A estrutura foi fabricada inteiramente na Alemanha para chegar de navio a Buenos Aires e, de lá, de trem a La Rioja, onde foi montada. O Estado argentino investiu na época o equivalente a cerca de US$ 14 milhões.

Hoje, quase cem anos depois da última viagem, o teleférico ainda se encontra dependurado entre as colinas, desafiando firmemente a passagem do tempo. O local foi transformado em monumento histórico nacional aberto à visitação.

História de Cable Carril

Inicialmente, e até 1914, a exploração na mina de Cable Carril ficou a cargo da Famatina Development Corporation, da Inglaterra. Os resultados não foram suficientes, parceiros entraram no negócio e, mesmo assim, em 1914 as operações foram paralisadas. Depois, as capitais locais criaram a Corporação Mineira de Famatina e continuaram, de 1918 a 1926, a exploração que foi suspensa em definitivo naquele ano.

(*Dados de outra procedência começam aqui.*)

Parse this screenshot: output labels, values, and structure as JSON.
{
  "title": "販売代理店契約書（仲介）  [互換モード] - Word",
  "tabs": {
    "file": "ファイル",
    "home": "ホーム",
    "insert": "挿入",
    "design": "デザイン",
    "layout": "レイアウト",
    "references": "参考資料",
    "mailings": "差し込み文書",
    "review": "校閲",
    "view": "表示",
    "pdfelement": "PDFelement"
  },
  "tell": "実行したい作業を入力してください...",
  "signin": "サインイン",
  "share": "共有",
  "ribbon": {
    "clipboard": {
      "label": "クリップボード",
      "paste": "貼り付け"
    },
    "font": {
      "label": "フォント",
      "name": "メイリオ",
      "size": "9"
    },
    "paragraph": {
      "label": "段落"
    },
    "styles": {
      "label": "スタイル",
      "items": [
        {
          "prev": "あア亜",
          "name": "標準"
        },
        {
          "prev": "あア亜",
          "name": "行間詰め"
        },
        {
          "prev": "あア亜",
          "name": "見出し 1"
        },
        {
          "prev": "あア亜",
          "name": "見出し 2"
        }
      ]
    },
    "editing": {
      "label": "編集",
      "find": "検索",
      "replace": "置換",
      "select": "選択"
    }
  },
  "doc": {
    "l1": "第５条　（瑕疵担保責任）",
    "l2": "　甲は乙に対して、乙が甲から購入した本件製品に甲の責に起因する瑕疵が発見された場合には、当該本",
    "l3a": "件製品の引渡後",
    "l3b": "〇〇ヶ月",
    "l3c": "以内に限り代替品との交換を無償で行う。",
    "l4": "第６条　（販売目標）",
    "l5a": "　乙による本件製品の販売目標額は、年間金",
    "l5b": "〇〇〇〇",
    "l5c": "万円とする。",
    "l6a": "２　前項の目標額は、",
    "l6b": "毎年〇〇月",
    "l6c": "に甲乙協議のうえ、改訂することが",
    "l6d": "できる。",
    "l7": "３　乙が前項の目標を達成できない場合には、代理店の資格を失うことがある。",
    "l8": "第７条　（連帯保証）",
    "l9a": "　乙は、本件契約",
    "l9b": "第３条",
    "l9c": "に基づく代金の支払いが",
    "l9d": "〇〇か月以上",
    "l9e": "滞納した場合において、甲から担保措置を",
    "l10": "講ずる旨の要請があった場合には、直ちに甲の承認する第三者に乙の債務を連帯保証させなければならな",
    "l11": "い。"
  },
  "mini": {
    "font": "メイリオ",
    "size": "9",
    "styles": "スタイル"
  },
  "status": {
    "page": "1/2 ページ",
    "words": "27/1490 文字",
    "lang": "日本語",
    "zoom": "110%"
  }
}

Os anos passaram e alguns investimentos em manutenção foram feitos entre as décadas de 1940 e 1970 na esperança de um dia se retomar as operações. O que até hoje não aconteceu. Pelo contrário. O monumento tornou-se um ícone não apenas da região de La Rioja, mas também de toda a Argentina.

“Hoje a estrutura é mais do que um símbolo da cidade. É declarado Monumento Histórico Nacional, com proteção legal que não autoriza quaisquer alterações ou modificações em sua estrutura. É o maior monumento da Argentina”, define o secretário de turismo de Chilecito, Matías Vaca.

Apesar dos títulos, Cable Carril ainda atrai o interesse de investidores chineses, canadenses e americanos, conta o secretário. É que estima-se que apenas 15% da reserva mineral existente na região tenha sido explorada. Apelos sociais e ambientais, no entanto, falam mais alto, e projetos não saem do papel.

“Províncias vizinhas como Catamarca e San Juan possuem explorações de ouro, prata e lítio. La Rioja não explora, apesar de ter reservas potenciais. Chegou a atuar em alguns projetos superficiais de segunda linha como mármore entre 2018 e 2019, mas hoje falta consenso social sobre o assunto. É complexo e político. Não se avança”, completa um empresário da região.

Guias turísticos contam a história com orgulho, sabem da importância econômica que os recursos minerais tiveram na pujança econômica da província no passado e entendem que movimento semelhante poderia ocorrer atualmente. Mas falam com ainda mais orgulho do cuidado com outro recurso natural que não querem prejudicar: a água. É que a exploração minerária poderia comprometer o fornecimento da região que ocorre principalmente pelo degelo da serra.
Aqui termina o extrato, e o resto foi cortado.